ALEXANDRIA, Virginia — Una jueza federal sugirió el jueves que podría desestimar los cargos contra el exjefe del FBI James Comey y la fiscal general de Nueva York, Letitia James, porque está de acuerdo con sus argumentos de que el fiscal que presentó los casos es ilegítimo.
El juez de distrito de Alexandria, Cameron McGowan Currie, nombrado para el cargo por el presidente Bill Clinton, se mostró escéptico ante varios de los argumentos del gobierno sobre por qué el nombramiento de Lindsey Halligan como fiscal federal interino para el Distrito Este de Virginia era legítimo.
El meollo de la discusión reside en la cuestión de si la fiscal general de Estados Unidos —en este caso, Pam Bondi— puede realizar múltiples nombramientos interinos para cubrir un puesto de fiscal federal.

James y Comey buscan que sus casos —por fraude bancario y perjurio ante el Congreso, respectivamente— sean desestimados por un tecnicismo, alegando que Bondi agotó su única oportunidad de nombrar a alguien para el puesto vacante por un período de 120 días cuando instaló al predecesor de Halligan.
Durante la audiencia del jueves, el fiscal Henry Whitaker replicó: “El fiscal general tiene derecho a múltiples nombramientos de 120 días”.
Currie pareció discrepar de los argumentos de Whitaker, señalando que tradicionalmente, durante siglos, los jueces habían realizado los nombramientos para cubrir las vacantes de fiscales federales. El Congreso otorgó al fiscal general la facultad de realizar nombramientos interinos a partir de 1986.
Durante los mandatos normales, el presidente nombraba a los fiscales federales, quienes luego eran confirmados por el Senado. «Durante unos 200 años, los jueces habían realizado los nombramientos», dijo Currie.
El abogado defensor Abbe Lowell argumentó en nombre de James —quien no estuvo presente en la corte el jueves— que la posición del gobierno sobre los nombramientos le daría la “capacidad perpetua” de seguir reinstalando personas, eludiendo la aprobación del Congreso.
Si todo lo que se necesita es que un Fiscal General nombre a un fiscal federal cada 120 días, “incluso una persona como Steve Bannon o Elon Musk” podría haber supervisado los procedimientos del gran jurado como lo hizo Halligan, argumentó Lowell.
El abogado de Comey, Patrick McDowell, criticó duramente a los federales por un “defecto fundamental” en sus argumentos.

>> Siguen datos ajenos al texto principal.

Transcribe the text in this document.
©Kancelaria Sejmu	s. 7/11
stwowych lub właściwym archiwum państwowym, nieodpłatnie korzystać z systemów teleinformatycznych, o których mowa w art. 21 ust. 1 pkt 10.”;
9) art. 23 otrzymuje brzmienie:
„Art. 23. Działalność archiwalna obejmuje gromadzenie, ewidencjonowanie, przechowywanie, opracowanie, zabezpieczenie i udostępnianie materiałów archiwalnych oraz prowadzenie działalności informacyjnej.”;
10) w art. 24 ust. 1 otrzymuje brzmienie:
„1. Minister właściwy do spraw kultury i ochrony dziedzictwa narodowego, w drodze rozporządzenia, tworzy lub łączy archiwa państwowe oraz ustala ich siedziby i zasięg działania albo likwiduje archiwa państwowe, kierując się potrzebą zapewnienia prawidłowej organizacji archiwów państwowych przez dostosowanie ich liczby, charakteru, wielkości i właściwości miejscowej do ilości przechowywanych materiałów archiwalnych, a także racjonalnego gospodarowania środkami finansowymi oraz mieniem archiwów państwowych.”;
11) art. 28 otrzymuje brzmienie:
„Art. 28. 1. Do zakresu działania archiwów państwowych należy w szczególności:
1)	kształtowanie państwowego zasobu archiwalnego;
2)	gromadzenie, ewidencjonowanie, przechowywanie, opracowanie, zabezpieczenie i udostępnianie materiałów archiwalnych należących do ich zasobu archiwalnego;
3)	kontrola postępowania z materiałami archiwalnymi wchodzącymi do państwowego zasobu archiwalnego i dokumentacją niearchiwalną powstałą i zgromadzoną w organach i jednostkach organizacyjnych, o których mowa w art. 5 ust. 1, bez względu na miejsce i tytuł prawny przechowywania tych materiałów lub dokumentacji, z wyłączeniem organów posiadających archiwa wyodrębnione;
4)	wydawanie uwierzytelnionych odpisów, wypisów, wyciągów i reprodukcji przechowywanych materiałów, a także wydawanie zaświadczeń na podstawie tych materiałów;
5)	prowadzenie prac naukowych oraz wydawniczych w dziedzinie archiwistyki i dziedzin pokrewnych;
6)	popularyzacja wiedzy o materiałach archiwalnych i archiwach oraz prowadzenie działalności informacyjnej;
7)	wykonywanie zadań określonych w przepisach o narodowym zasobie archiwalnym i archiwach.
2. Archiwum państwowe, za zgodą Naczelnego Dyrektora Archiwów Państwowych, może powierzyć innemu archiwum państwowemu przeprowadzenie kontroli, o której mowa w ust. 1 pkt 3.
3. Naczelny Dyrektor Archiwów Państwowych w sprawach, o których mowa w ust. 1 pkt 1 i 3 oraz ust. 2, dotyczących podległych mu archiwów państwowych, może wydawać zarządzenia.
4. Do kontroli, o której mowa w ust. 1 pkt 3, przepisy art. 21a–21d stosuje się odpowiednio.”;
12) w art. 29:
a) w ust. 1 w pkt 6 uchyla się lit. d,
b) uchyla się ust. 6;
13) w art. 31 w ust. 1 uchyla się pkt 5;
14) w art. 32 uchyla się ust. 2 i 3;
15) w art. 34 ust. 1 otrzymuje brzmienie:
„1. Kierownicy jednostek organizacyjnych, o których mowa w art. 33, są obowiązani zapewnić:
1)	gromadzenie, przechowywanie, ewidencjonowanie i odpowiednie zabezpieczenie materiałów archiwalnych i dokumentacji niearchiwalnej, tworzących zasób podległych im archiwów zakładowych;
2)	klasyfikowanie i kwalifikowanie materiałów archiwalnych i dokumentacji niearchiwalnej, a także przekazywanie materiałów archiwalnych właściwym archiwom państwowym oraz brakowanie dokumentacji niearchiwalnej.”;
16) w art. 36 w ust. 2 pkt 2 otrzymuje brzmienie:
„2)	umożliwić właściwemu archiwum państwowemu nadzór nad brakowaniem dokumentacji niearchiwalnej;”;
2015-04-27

“El fiscal general podría elegir a alguien y volver a nombrarlo cada 120 días”, señaló McDowell.
Whitaker replicó que los escenarios hipotéticos de McDowell y Lowell sobre múltiples nombramientos sucesivos eran “fantasiosos”.
Hacia el final de los argumentos, Currie mencionó el caso de los documentos federales de Florida contra Donald Trump, ya que el comandante en jefe logró que se desestimaran los cargos en su contra con el argumento de que el fiscal especial Jack Smith fue nombrado inconstitucionalmente por el entonces fiscal general de Estados Unidos, Merrick Garland.

“¿Cree usted que el caso Estados Unidos contra Trump se decidió erróneamente?”, preguntó Currie.
James fue acusada de cargos federales por fraude bancario y por hacer declaraciones falsas a una institución financiera que supuestamente le permitieron obtener 19.000 dólares en ahorros para un préstamo para una segunda vivienda.
El exdirector del FBI, Comey, está acusado de mentir al Congreso sobre filtraciones a la prensa relacionadas con investigaciones de la agencia.

Comey se encontraba en la sala del tribunal federal de Alexandria acompañado de su esposa y su hija Maurene, quien fue destituida por la administración Trump a principios de este año de su cargo como fiscal federal en Manhattan.
Tanto Comey como James se han declarado inocentes y afirman haber sido blanco de ataques por parte de Trump debido a las investigaciones que realizaron anteriormente sobre él.
Halligan —que estaba sentada entre dos fiscales de su oficina— no se dirigió al juez durante la audiencia que duró una hora.
Halligan, exreina de belleza que ejercía el derecho de seguros, formó parte del equipo legal de Trump y trabajó en la Casa Blanca antes de ser nombrada fiscal federal interina. Asumió el cargo tras la renuncia de su predecesor, Erik Siebert, a raíz de las acusaciones de Trump de que se negaba a presentar cargos contra James.
Las autoridades federales han argumentado que los procesos contra James y Comey son legítimos y que los funcionarios públicos deben regirse por un estándar más elevado.